A resolução autoriza o profissional a usar o nome social como assinatura em documentos do trabalho, desde que seja colocado junto o seu nome e registro profissional.

Assinada pelo presidente do Conselho Federal de Psicologia, Humberto Cota Verona, a resolução entra em vigor nesta sexta-feira, data de sua publicação.

De acordo com o presidente do CFP, Humberto Cota Verona, a resolução foi motivada por pedidos de psicólogos travestis ou transexuais originários de, pelo menos, três Estados brasileiros - alguns deles, como tiveram as solicitações negadas nos conselhos regionais, apelaram à representação federal.

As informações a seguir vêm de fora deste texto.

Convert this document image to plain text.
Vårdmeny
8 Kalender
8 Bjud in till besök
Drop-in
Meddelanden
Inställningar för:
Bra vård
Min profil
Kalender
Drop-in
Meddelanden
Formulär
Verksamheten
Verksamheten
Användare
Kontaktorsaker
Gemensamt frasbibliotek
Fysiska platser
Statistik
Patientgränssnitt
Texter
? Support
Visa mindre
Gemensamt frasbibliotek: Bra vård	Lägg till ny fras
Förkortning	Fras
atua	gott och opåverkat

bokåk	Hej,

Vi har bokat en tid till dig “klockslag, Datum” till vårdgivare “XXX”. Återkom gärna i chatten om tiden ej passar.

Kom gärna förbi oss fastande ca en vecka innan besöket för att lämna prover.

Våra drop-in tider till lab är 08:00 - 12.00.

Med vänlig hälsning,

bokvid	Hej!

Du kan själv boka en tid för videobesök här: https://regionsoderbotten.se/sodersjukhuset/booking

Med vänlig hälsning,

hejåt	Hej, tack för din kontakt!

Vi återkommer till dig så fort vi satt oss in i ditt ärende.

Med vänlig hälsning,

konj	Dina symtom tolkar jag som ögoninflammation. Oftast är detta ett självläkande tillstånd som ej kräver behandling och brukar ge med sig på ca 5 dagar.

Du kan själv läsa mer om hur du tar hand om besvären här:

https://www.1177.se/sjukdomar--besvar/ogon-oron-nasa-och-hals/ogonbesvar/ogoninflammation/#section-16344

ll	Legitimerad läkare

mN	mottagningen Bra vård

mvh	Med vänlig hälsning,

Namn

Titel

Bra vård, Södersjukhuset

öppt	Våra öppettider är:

Aprovada em plenário, a resolução vai ser publicada nos próximos dias no Diário Oficial da União e passa a valer de forma imediata. Para consumar a mudança, o psicólogo vai necessitar elaborar uma solicitação por escrito ao conselho regional. "É um direito do profissional ter uma identidade de gênero diferente daquela que está no registro civil. A resolução é um reconhecimento deste direito", afirma Humberto Verona.

Por uma questão legal, o nome social do psicólogo tem de ser acompanhado do nome de registro civil e do número de registro profissional, já que a carteira de classe vale como documento de identidade e o conselho profissional não tem o poder de alterar registros civis. "Mas esta resolução vai permitir que o psicólogo transexual ou travesti assine documentos dando destaque ao nome social, na primeira linha", diz o presidente do CFP.No ano passado, tanto a Prefeitura de São Paulo como o governo paulista aprovaram decretos que permitiram aos servidores públicos transexuais e travestis usarem o nome social no trabalho, inclusive no crachá de identificação. Segundo Verona, o conselho de psicologia é uma das primeiras entidades de classe a reconhecer tal direito.

"É uma decisão que pode ser inédita. Não conheço outro conselho de classe que tem reconhecido esse direito", diz.